Chances are most people know that they should have some sort of meditation in their regular routine. Unfortunately, that seems to be the extend of knowledge most people have when it comes to meditation.
So if you don’t know, there are many styles of meditation. While it would be great if we all had the freedom in our lives to meditate for hours upon end in a beautiful forest next to a waterfall surrounded by butterflies, that’s a pretty unrealistic life for most of us. (Don’t worry, I’m a little bit sad about it too.)
Today I want to cover just one style of meditation. It’s my person favorite, It’s meditation with the use of a Japa Mala.
As I was putting this post together, I debated how in depth I wanted to go about the history of the mala, what it’s made of, why it’s used, etc. But I think that if you’re reading this post, this is a new concept to you. So rather than give you a lengthy post to get through, we’re going to just hit the basics.
What is a japa mala?
A Japa Mala is a necklace used for a particular style of meditation. It can be worn as a necklace, wrapped for a bracelet, or be used only during meditation.
What is it made out of?
It is typically made of 108 beads, knotted on thread or string, a guru bead, and a tassel or charm. The beads can be stone, plastic, glass, wood, or even made of seeds.
How to use a Japa Mala:
1. Find a comfortable place to practice.
Many people have a dedicated area to do their meditation practice. It can be a particular corner in your home, the place you do your asana practice, or simply a place you will not be disturbed. Come to a comfortable seated position.
2. Hold your mala draped over your middle finger.
Hold the bead next to the large bead that connects the strands (this is called the guru bead). You’ll hold this bead between your thumb and middle finger, leaving the index finger free.
3. Pick your mantra.
Pick a mantra, or short saying that you’ll repeat during your practice. Your mantra can be anything helpful to you. It can be something simple, like, “breathe” or something a bit longer, like, “I am in control of my emotions”.
4. Repeat the mantra for all 108 beads.
Holding a single bead, you will say the phrase out loud or to quietly yourself. After you’ve completed one mantra, pull the next bead towards you, and repeat for the length of the necklace.
5. Repeat again, or end your practice.
When you work your way around the full mala and reach the guru bead, you may either end your practice, or flip the bracelet and continue back in the opposite direction to complete another full set.

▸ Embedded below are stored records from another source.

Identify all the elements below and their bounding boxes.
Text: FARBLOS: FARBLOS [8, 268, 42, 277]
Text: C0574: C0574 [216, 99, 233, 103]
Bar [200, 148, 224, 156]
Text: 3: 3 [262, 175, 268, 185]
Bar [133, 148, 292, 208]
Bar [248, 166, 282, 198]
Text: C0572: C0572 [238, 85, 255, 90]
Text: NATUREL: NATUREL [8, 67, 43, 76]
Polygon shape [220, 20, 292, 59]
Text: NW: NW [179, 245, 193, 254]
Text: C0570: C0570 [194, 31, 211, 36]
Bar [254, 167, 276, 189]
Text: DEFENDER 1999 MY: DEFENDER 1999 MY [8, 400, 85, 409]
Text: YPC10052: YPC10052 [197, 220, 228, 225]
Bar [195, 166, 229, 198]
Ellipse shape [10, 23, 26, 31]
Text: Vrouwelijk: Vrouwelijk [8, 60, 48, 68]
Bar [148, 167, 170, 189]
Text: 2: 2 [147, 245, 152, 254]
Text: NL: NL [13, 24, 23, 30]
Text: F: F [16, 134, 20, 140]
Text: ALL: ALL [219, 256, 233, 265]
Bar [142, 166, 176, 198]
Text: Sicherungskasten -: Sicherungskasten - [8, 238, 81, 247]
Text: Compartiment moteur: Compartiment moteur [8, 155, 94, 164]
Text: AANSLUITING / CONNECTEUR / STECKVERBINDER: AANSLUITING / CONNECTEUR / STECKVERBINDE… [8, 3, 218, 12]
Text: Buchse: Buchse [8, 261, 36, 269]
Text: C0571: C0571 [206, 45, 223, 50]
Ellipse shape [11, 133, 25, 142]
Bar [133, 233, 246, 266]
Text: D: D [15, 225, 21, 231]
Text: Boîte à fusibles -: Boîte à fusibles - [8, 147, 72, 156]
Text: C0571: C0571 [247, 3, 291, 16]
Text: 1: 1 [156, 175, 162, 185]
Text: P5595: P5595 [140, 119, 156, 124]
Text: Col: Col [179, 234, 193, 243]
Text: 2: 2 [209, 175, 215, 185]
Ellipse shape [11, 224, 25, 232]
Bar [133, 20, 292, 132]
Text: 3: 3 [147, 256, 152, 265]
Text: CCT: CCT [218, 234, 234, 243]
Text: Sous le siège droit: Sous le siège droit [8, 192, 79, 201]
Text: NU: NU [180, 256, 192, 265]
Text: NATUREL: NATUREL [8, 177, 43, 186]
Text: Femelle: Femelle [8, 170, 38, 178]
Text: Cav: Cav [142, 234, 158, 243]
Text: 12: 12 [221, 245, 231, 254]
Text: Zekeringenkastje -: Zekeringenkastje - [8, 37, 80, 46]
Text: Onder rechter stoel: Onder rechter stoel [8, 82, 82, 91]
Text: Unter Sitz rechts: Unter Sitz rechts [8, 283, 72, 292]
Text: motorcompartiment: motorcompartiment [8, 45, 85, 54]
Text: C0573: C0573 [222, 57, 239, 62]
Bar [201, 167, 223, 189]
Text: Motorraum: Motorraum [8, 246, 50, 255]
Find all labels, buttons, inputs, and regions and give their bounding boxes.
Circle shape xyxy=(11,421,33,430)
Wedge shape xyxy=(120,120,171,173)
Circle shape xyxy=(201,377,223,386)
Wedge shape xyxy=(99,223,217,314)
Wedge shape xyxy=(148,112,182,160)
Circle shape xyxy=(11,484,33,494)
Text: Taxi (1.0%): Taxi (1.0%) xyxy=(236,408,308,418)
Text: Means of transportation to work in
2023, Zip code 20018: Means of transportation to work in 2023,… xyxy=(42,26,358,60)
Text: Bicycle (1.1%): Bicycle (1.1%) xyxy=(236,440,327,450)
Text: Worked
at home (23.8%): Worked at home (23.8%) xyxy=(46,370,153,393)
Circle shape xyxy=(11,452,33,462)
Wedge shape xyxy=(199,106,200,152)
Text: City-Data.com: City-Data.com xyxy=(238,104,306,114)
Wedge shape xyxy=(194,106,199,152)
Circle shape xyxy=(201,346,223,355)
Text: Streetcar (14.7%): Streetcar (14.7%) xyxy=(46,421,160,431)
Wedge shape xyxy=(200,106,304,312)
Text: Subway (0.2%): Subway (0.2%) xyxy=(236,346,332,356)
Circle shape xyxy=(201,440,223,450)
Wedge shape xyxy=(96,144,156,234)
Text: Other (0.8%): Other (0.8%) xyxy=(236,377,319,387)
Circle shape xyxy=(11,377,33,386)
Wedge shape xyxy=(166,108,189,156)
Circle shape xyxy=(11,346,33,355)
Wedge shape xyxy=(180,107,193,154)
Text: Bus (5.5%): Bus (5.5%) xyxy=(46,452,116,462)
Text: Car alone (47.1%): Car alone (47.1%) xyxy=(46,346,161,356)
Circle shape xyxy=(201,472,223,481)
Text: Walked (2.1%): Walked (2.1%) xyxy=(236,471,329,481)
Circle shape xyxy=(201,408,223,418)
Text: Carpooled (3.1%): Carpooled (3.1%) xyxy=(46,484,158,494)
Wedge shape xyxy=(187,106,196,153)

That’s it! Not so bad, right?
I love this particular style most because I find that it totally keeps my focus. Rather than sitting and focusing on my breath for a certain length of time, I find that I love the specificity of this. Pick a mantra, say it once, say it twice, and so on, and when I get to the end of the mala, I either finish or do it again. The gol-oriented aspect of it is very helpful for me.